Testosterone is secreted by the testes in men. In women, the adrenal glands secrete 25% of the testosterone and the ovaries secrete another 25%; the remainder is produced by peripheral conversion of androstenedione. Most circulating testosterone is bound by sex hormone binding globulin (SHBG) and albumin; approximately 2% of total testosterone is free (not bound to protein).
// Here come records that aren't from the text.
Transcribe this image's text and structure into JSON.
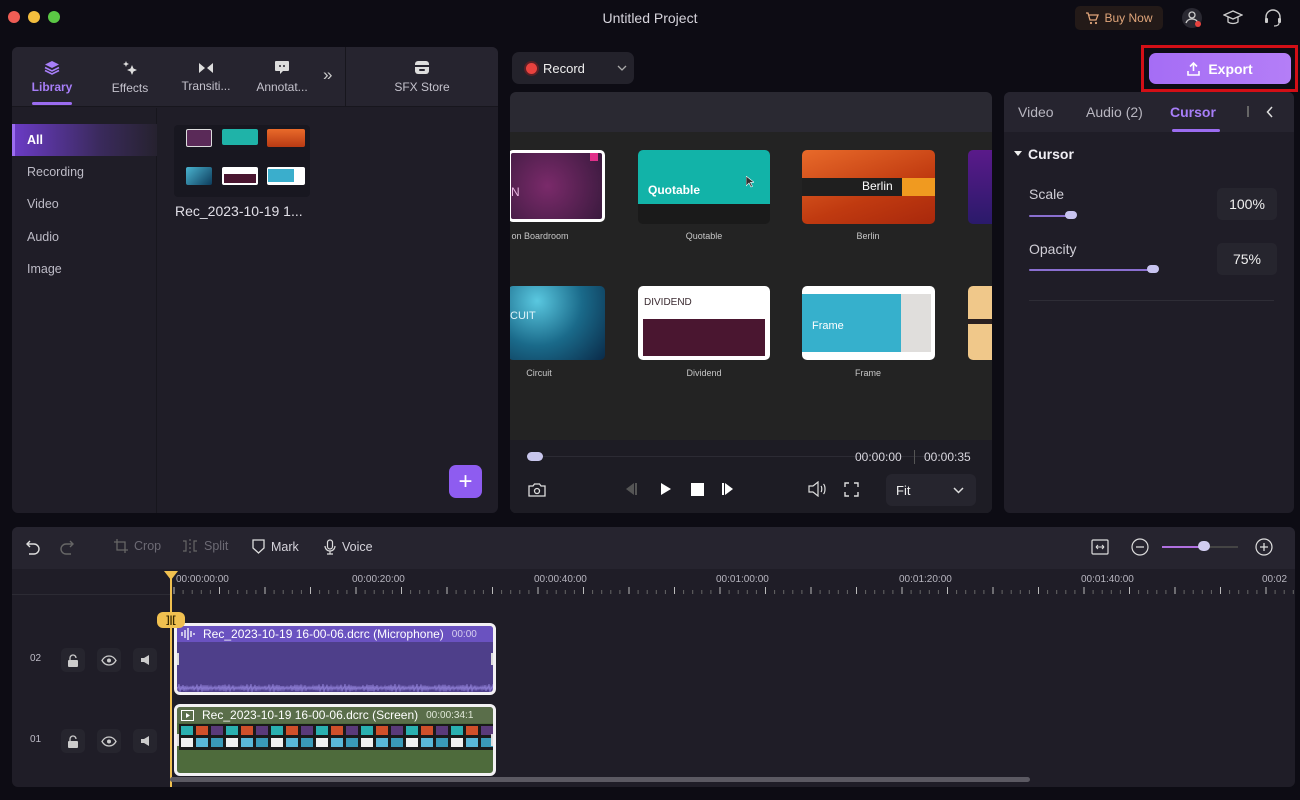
{
  "window": {
    "title": "Untitled Project",
    "traffic_lights": {
      "close": "#ee5d55",
      "minimize": "#f3be3e",
      "zoom": "#5bc845"
    },
    "buy_now_label": "Buy Now",
    "icons": [
      "cart-icon",
      "account-icon",
      "academy-cap-icon",
      "support-headset-icon"
    ]
  },
  "left_panel": {
    "tabs": [
      {
        "label": "Library",
        "icon": "layers-icon",
        "active": true
      },
      {
        "label": "Effects",
        "icon": "sparkle-icon",
        "active": false
      },
      {
        "label": "Transiti...",
        "icon": "transition-icon",
        "active": false
      },
      {
        "label": "Annotat...",
        "icon": "annotation-icon",
        "active": false
      }
    ],
    "more_label": "»",
    "sfx_store_label": "SFX Store",
    "categories": [
      {
        "label": "All",
        "active": true
      },
      {
        "label": "Recording",
        "active": false
      },
      {
        "label": "Video",
        "active": false
      },
      {
        "label": "Audio",
        "active": false
      },
      {
        "label": "Image",
        "active": false
      }
    ],
    "media_items": [
      {
        "label": "Rec_2023-10-19 1..."
      }
    ],
    "add_button": "+"
  },
  "record": {
    "label": "Record"
  },
  "preview": {
    "templates": [
      {
        "name": "on Boardroom",
        "title_text": "N"
      },
      {
        "name": "Quotable",
        "title_text": "Quotable"
      },
      {
        "name": "Berlin",
        "title_text": "Berlin"
      },
      {
        "name": "Circuit",
        "title_text": "CUIT"
      },
      {
        "name": "Dividend",
        "title_text": "DIVIDEND"
      },
      {
        "name": "Frame",
        "title_text": "Frame"
      }
    ],
    "current_time": "00:00:00",
    "total_time": "00:00:35",
    "progress": 0.0,
    "zoom_select": "Fit"
  },
  "export": {
    "label": "Export",
    "accent": "#a56df5",
    "highlight_border": "#d30f16"
  },
  "right_panel": {
    "tabs": [
      {
        "label": "Video",
        "active": false
      },
      {
        "label": "Audio (2)",
        "active": false
      },
      {
        "label": "Cursor",
        "active": true
      }
    ],
    "section_title": "Cursor",
    "properties": [
      {
        "label": "Scale",
        "value": "100%",
        "slider_fraction": 0.28
      },
      {
        "label": "Opacity",
        "value": "75%",
        "slider_fraction": 0.75
      }
    ]
  },
  "timeline": {
    "tools": [
      {
        "label": "Crop",
        "enabled": false,
        "icon": "crop-icon"
      },
      {
        "label": "Split",
        "enabled": false,
        "icon": "split-icon"
      },
      {
        "label": "Mark",
        "enabled": true,
        "icon": "mark-icon"
      },
      {
        "label": "Voice",
        "enabled": true,
        "icon": "microphone-icon"
      }
    ],
    "zoom_fraction": 0.55,
    "ruler_labels": [
      "00:00:00:00",
      "00:00:20:00",
      "00:00:40:00",
      "00:01:00:00",
      "00:01:20:00",
      "00:01:40:00",
      "00:02"
    ],
    "tracks": [
      {
        "number": "02",
        "clip_name": "Rec_2023-10-19 16-00-06.dcrc (Microphone)",
        "clip_duration": "00:00",
        "type": "audio",
        "color": "#4e3f8a"
      },
      {
        "number": "01",
        "clip_name": "Rec_2023-10-19 16-00-06.dcrc (Screen)",
        "clip_duration": "00:00:34:1",
        "type": "video",
        "color": "#4e6b3c"
      }
    ]
  }
}
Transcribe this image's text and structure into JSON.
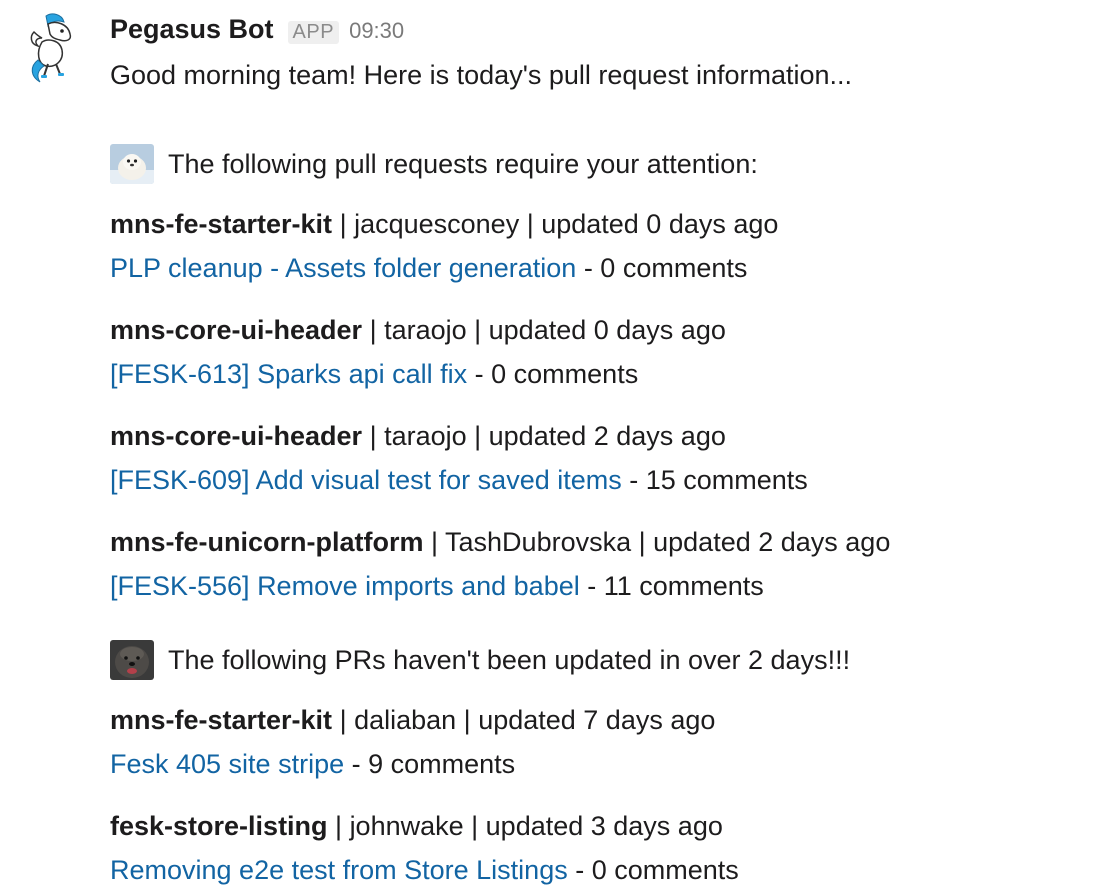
{
  "message": {
    "sender": "Pegasus Bot",
    "badge": "APP",
    "time": "09:30",
    "greeting": "Good morning team! Here is today's pull request information..."
  },
  "attention_section": {
    "icon": "seal-pup-icon",
    "title": "The following pull requests require your attention:",
    "prs": [
      {
        "repo": "mns-fe-starter-kit",
        "meta": " | jacquesconey | updated 0 days ago",
        "title": "PLP cleanup - Assets folder generation",
        "comments": " - 0 comments"
      },
      {
        "repo": "mns-core-ui-header",
        "meta": " | taraojo | updated 0 days ago",
        "title": "[FESK-613] Sparks api call fix",
        "comments": " - 0 comments"
      },
      {
        "repo": "mns-core-ui-header",
        "meta": " | taraojo | updated 2 days ago",
        "title": "[FESK-609] Add visual test for saved items",
        "comments": " - 15 comments"
      },
      {
        "repo": "mns-fe-unicorn-platform",
        "meta": " | TashDubrovska | updated 2 days ago",
        "title": "[FESK-556] Remove imports and babel",
        "comments": " - 11 comments"
      }
    ]
  },
  "stale_section": {
    "icon": "angry-dog-icon",
    "title": "The following PRs haven't been updated in over 2 days!!!",
    "prs": [
      {
        "repo": "mns-fe-starter-kit",
        "meta": " | daliaban | updated 7 days ago",
        "title": "Fesk 405 site stripe",
        "comments": " - 9 comments"
      },
      {
        "repo": "fesk-store-listing",
        "meta": " | johnwake | updated 3 days ago",
        "title": "Removing e2e test from Store Listings",
        "comments": " - 0 comments"
      }
    ]
  },
  "colors": {
    "link": "#1264a3",
    "text": "#1d1c1d",
    "muted": "#7a7a7a",
    "pegasus_blue": "#29a3e0"
  }
}
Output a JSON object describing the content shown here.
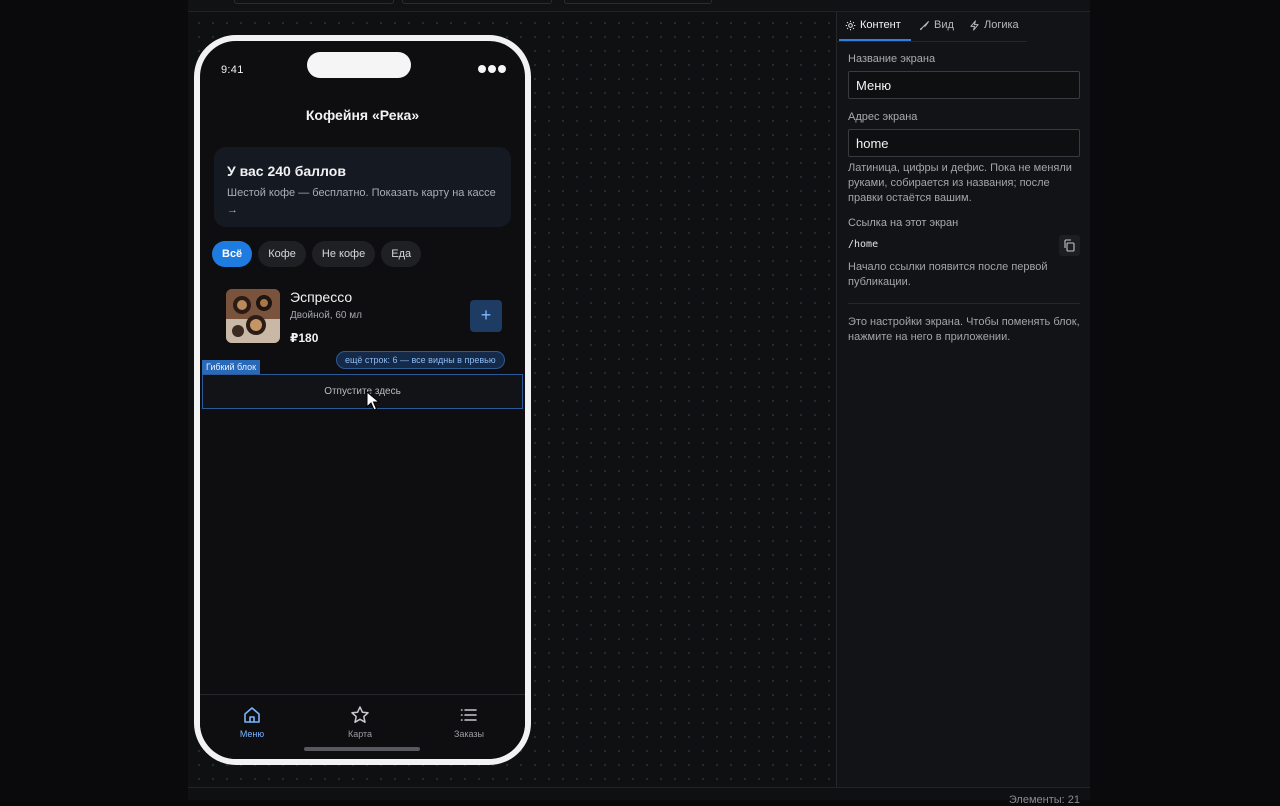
{
  "toolbar": {
    "count_label": "Элементы: 21"
  },
  "phone": {
    "time": "9:41",
    "title": "Кофейня «Река»",
    "loyalty": {
      "title": "У вас 240 баллов",
      "text": "Шестой кофе — бесплатно. Показать карту на кассе →"
    },
    "chips": [
      {
        "label": "Всё",
        "active": true
      },
      {
        "label": "Кофе",
        "active": false
      },
      {
        "label": "Не кофе",
        "active": false
      },
      {
        "label": "Еда",
        "active": false
      }
    ],
    "product": {
      "name": "Эспрессо",
      "description": "Двойной, 60 мл",
      "price": "₽180",
      "add_label": "+"
    },
    "more_rows": "ещё строк: 6 — все видны в превью",
    "flex_block_label": "Гибкий блок",
    "drop_hint": "Отпустите здесь",
    "tabs": [
      {
        "label": "Меню",
        "icon": "home-icon",
        "active": true
      },
      {
        "label": "Карта",
        "icon": "star-icon",
        "active": false
      },
      {
        "label": "Заказы",
        "icon": "list-icon",
        "active": false
      }
    ]
  },
  "panel": {
    "tabs": [
      {
        "label": "Контент",
        "icon": "gear-icon",
        "active": true
      },
      {
        "label": "Вид",
        "icon": "brush-icon",
        "active": false
      },
      {
        "label": "Логика",
        "icon": "bolt-icon",
        "active": false
      }
    ],
    "screen_name": {
      "label": "Название экрана",
      "value": "Меню"
    },
    "screen_address": {
      "label": "Адрес экрана",
      "value": "home"
    },
    "address_help": "Латиница, цифры и дефис. Пока не меняли руками, собирается из названия; после правки остаётся вашим.",
    "link": {
      "label": "Ссылка на этот экран",
      "value": "/home"
    },
    "link_help": "Начало ссылки появится после первой публикации.",
    "settings_note": "Это настройки экрана. Чтобы поменять блок, нажмите на него в приложении."
  },
  "colors": {
    "accent": "#1e7bdf",
    "selection": "#2a68b8"
  }
}
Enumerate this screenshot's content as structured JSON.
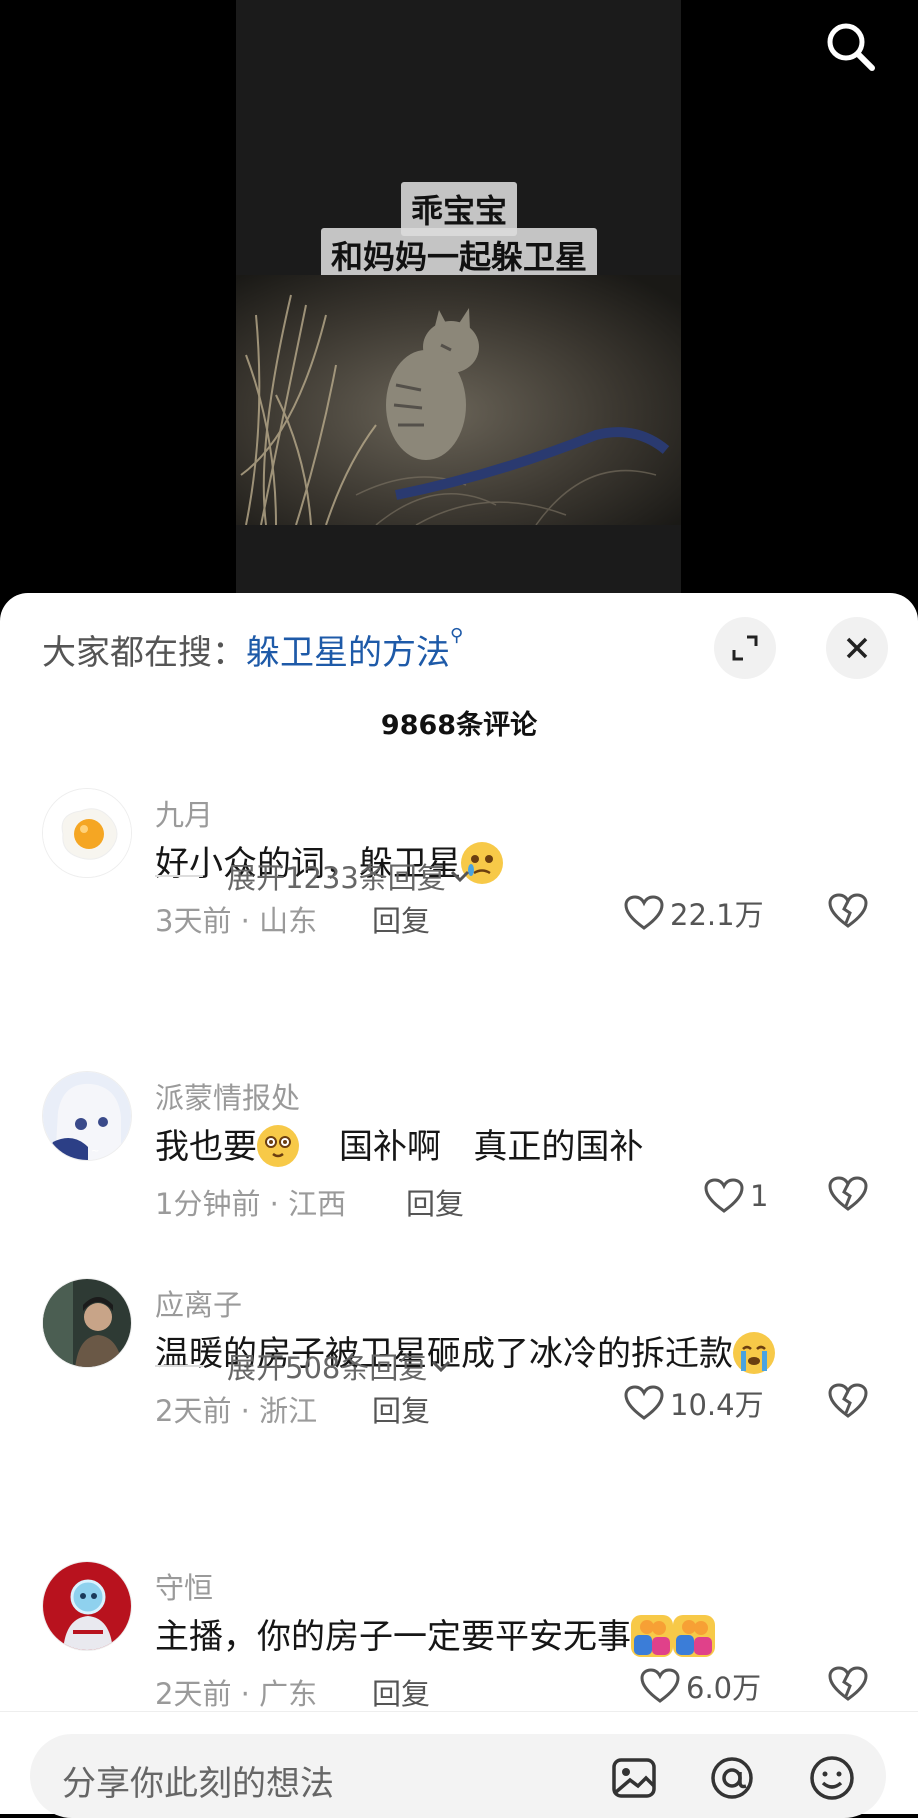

SHBG-bound testosterone is so tightly bound that it is not biologically active. Both free and albumin-bound testosterone are biologically active, and together are referred to as the bioavailable fraction. Thus, bioavailable testosterone levels depend on albumin levels to a small extent (low binding affinity) and SHBG levels to a large extent (high binding affinity) in addition to rates of testosterone production and clearance.
In utero, testosterone is necessary for the development of male genitalia in 46, XY fetuses. In the absence of testosterone, the fetus tends to develop as a female. Thus, with a disorder of sexual development, a 46, XY newborn may present with external genitalia ranging from nearly normal female to nearly normal male, depending on the severity of the defect. Total testosterone levels can range from absent to increased, depending on the condition. Male infants with hypogonadism or hypopituitarism may display micropenis or cryptorchidism.
Delayed puberty and hypogonadism in boys and men can be associated with primary or secondary testicular failure. Elevated LH and FSH are consistent with primary hypogonadism whereas decreased levels are consistent with secondary or tertiary hypogonadism. As men age, testosterone levels decrease, SHBG levels increase, and these changes result in a decrease in free testosterone levels. Thus, free testosterone measurement offers greater sensitivity than total testosterone for diagnosis of hypogonadism in older men.2
Measurement of free or bioavailable testosterone in females offers greater sensitivity for evaluation of mild androgen excess than total testosterone.3,4 In girls and women, excess androgen production is associated with premature adrenarche (ie, appearance of pubic and/or axillary hair before age 8), oligo/amenorrhea, and clinical features of hyperandrogenism (eg, alopecia, severe acne, hirsutism). These features are associated with polycystic ovary syndrome (PCOS), the most common endocrinopathy in women of reproductive age. Free testosterone levels are elevated in ~70% of PCOS cases.3
Direct immunoassays cannot accurately measure the low serum testosterone levels found in women and children,5 hypogonadal men,6 or patients undergoing antiandrogenic therapies.6 Thus, the Endocrine Society recommends testosterone methods that use extraction and purification prior to measurement.1 Liquid chromatography tandem mass spectrometry (LC/MS/MS) methods meet these recommendations. In addition, because of increased sensitivity and specificity, LC/MS/MS has emerged as the method of choice in these populations.